SoundBlaster Live! card - 7

cheesy mic that came with my card - 1

SoundForge 5.0 - 10

Cakewalk Home Studio - 9

Yamaha PSR 540 keyboard - 8

a brain busting with music - 10++



From my arbitrary of the top of my head ratings above you can see that your gear is fine except (like everyone is trying to tell you) for your mic. It is in a completely different category to the rest of your gear and as a result will drag a perfectly good recording setup down to it's (horribly low) level. Do yourself a favor, save up a couple bucks and upgrade to a real mic, an SM57 is only about $80 and the difference will be astounding.

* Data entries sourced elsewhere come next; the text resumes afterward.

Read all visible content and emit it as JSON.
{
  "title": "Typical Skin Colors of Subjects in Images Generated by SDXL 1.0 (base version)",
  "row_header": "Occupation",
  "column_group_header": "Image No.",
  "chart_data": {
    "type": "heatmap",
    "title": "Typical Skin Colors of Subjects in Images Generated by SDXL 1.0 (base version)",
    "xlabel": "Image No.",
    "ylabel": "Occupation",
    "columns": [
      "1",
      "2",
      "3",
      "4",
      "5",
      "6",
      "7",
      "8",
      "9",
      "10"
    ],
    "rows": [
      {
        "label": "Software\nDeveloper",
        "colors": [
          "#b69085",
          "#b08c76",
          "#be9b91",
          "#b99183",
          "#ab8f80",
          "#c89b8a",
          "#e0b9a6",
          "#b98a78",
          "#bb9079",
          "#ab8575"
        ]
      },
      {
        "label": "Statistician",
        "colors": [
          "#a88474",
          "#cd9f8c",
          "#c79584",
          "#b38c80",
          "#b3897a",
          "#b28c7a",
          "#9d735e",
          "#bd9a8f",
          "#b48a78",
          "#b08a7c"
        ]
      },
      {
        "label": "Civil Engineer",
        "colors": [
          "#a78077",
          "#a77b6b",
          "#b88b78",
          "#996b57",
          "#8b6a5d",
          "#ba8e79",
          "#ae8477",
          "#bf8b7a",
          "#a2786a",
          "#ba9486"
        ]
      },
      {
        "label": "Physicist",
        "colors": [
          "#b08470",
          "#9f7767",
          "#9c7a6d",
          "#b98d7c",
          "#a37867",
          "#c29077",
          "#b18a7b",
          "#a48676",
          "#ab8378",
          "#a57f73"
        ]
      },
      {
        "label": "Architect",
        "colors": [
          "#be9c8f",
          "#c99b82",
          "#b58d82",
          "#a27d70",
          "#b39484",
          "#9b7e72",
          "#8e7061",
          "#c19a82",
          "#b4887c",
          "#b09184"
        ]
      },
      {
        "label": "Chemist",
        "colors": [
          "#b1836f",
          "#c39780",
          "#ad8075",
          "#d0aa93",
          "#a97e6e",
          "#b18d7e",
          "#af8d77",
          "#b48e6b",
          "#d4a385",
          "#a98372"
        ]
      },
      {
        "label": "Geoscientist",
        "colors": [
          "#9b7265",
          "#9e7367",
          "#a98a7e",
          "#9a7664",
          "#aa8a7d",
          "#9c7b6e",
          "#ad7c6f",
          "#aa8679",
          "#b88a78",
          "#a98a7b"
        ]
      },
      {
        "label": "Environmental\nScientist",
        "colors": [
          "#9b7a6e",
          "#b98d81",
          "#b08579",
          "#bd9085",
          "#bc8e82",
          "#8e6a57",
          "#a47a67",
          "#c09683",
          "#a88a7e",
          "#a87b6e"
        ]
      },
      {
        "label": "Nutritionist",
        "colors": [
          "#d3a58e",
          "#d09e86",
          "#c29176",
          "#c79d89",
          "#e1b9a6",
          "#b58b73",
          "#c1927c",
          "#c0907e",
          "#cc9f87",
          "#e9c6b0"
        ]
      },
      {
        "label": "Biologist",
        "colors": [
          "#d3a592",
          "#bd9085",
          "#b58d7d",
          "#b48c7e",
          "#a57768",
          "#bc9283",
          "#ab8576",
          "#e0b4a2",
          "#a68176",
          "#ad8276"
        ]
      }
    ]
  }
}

If you insist on trying to record with the plastic mic that came with the soundcard then your best approach is to do a lot of experimenting with mic placement and you will probably need to use a lot of EQ.
 
keep recording with the cheesy mic, till you've got the good one

no one's telling you to stop recording with the cheesy mic.

just start saving for a decent mic in the process.

1) the cheesy mic isn't going to work well far from the source, which means you have to put it close to the hole; however, don't put it directly at the hole, take it at an angle so you don't get all the boom-i-ness.

2) eq the boominess out because you are still going to get it... cut everything below 120hz.

3) sweep the upper eq range to find out where the good guitar sounds stop and the cheesy white noise takes over. cut that high crap out.

4) sweep the mids and upper mids to find out where that nasty ringing is coming from and dip that 6db or so. now, you've got what you can get, which is a classical guitar with it's best recorded frequencies in the vocal range.

don't forget to keep saving for that SM57. i use a shure sm57, audio technica 4000c, & an audio technica 4033. i once even took one of those audio technica clip on mics used for micing percussion instruments and clipped it into the hole. just keep experimenting.
 
Hey Dog!

*ghrin* I just noticed you gave Bear some stick :>)
But.... in his defence, no eq or anything will save you from a godawful sound if you record with a mic like that.
It simply is NOT suitable as recording equipment, and that's all there is to it.